Co ty powiesz :) Ja robiłem positivem PCB nie raz i nie dwa. Nie masz szansy na uzyskanie "z ręki" takiej jakości nasienienia lakieru jak na fabrycznej PCB. O poziomie zanieczyszczeń to już w ogóle nie ma sensu dyskutować.
Oczywiście - pisałem że da się. Do prostych rzeczy można. Tylko po co ? A do bardziej wymagających (precyzyjny druk, 2 stronny) - to nie da się, przy zastosowaniu dostępnych u amatora środków.
Jasne, zbuduj sobie wirówkę :)
Jeżeli amator robi pojedyńcze PCB, to koszt gotowego laminatu będzie niższy albo niewiele większy niż POSITIVU i laminatu gołego.
Jeżeli robi "nie amator", większe ilości albo bardziej zaawansowane pcb
- to ty, bardziej zabawa z POSITIVEM jest ekonomicznie nie uzasadniona.
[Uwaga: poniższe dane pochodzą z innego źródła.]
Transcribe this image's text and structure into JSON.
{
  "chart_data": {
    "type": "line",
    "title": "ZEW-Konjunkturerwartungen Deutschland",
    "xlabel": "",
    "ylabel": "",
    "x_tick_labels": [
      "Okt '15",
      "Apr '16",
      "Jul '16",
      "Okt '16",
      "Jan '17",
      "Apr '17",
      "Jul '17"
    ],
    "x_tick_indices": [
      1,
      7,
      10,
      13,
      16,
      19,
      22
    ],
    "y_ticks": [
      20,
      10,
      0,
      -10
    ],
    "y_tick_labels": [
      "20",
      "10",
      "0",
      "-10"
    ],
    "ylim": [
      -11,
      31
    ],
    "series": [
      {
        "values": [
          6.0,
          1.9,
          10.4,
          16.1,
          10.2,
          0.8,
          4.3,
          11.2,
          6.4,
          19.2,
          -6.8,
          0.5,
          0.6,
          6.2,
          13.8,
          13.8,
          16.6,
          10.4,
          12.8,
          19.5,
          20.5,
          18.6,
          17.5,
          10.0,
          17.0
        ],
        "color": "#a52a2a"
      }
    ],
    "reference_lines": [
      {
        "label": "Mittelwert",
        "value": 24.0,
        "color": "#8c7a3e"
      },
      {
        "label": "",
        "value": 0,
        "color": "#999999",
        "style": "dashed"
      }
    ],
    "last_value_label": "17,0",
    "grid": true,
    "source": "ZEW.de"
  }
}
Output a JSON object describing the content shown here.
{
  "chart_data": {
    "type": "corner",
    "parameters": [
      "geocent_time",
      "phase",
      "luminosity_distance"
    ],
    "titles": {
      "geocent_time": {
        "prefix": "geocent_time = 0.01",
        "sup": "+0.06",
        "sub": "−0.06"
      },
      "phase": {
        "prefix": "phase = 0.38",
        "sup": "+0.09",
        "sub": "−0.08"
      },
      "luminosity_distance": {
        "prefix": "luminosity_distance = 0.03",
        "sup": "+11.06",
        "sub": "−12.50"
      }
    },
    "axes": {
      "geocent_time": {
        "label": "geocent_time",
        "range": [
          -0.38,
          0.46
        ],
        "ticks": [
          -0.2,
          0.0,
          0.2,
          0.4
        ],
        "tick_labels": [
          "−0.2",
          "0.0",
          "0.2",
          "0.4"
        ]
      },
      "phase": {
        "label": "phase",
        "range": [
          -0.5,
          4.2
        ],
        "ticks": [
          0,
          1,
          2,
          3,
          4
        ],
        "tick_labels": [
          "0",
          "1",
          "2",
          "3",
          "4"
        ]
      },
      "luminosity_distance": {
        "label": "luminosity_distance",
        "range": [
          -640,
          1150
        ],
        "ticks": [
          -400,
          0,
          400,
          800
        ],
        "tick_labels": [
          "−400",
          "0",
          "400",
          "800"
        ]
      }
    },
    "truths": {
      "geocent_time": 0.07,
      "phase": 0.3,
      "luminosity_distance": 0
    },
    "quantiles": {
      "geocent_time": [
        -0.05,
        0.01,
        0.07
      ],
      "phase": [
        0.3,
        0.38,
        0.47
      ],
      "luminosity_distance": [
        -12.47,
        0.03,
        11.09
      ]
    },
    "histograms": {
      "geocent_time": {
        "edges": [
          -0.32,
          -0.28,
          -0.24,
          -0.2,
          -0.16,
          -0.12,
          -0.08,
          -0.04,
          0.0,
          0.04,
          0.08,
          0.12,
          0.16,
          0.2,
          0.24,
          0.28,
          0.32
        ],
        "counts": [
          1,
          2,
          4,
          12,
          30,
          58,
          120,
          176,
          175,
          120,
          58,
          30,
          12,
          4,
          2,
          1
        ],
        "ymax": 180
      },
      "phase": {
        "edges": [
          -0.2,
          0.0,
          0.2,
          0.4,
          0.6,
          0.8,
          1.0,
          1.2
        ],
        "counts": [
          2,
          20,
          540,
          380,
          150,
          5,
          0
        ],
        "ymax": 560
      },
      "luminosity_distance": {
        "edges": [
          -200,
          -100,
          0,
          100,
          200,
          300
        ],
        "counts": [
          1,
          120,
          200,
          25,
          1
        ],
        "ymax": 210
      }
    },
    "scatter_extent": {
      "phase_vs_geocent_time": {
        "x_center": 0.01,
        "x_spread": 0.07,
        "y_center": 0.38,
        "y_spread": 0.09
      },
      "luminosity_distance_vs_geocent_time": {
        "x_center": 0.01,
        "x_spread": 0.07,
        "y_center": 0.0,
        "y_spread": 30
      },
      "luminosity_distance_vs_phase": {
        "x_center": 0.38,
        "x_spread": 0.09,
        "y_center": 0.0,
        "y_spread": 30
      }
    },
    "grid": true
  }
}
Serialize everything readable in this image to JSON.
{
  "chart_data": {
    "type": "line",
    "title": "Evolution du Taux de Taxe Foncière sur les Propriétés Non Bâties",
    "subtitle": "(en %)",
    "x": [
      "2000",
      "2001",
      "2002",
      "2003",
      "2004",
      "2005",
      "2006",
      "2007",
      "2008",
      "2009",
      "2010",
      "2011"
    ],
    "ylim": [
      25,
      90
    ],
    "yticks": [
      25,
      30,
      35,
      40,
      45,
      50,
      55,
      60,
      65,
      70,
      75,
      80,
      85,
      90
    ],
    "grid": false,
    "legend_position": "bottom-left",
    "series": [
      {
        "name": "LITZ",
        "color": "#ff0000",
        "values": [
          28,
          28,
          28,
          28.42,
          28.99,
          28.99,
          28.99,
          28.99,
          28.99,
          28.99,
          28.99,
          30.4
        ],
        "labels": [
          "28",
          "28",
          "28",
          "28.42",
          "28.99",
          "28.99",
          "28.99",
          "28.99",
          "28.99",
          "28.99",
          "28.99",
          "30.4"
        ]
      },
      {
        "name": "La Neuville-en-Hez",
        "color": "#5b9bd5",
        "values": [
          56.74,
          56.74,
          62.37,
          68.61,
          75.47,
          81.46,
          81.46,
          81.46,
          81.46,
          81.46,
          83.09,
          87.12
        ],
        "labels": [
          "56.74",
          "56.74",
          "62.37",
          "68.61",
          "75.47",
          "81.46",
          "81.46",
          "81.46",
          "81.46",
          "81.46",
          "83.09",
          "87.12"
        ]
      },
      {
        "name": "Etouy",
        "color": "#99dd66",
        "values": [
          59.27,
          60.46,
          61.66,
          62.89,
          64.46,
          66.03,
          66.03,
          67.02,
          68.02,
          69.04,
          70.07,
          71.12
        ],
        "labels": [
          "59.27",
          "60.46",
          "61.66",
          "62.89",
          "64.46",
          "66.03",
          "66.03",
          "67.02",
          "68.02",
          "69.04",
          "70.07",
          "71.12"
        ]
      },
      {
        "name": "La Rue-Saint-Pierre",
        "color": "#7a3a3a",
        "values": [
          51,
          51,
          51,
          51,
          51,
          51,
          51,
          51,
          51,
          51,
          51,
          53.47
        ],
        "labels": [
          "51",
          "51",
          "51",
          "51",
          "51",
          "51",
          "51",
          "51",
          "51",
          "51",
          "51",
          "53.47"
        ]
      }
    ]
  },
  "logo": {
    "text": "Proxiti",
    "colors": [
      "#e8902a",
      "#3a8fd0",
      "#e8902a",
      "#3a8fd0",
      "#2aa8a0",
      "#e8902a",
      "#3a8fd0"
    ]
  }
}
Ponadto jak rozumiem, dla ciebie godziny stracona na zabawę (bo to jest zabawa) w robienie własnego laminatu z emulsją nic nie kosztuje. No to tu się bardzo różnimy - mój czas jest bezcenny, i wolę kupić laminat, zrobić i zapomnieć, a nie "delektować się" przygotowaniem laminatu, malowaniem, suszeniem i modleniem się, żeby efekty był akceptowalny...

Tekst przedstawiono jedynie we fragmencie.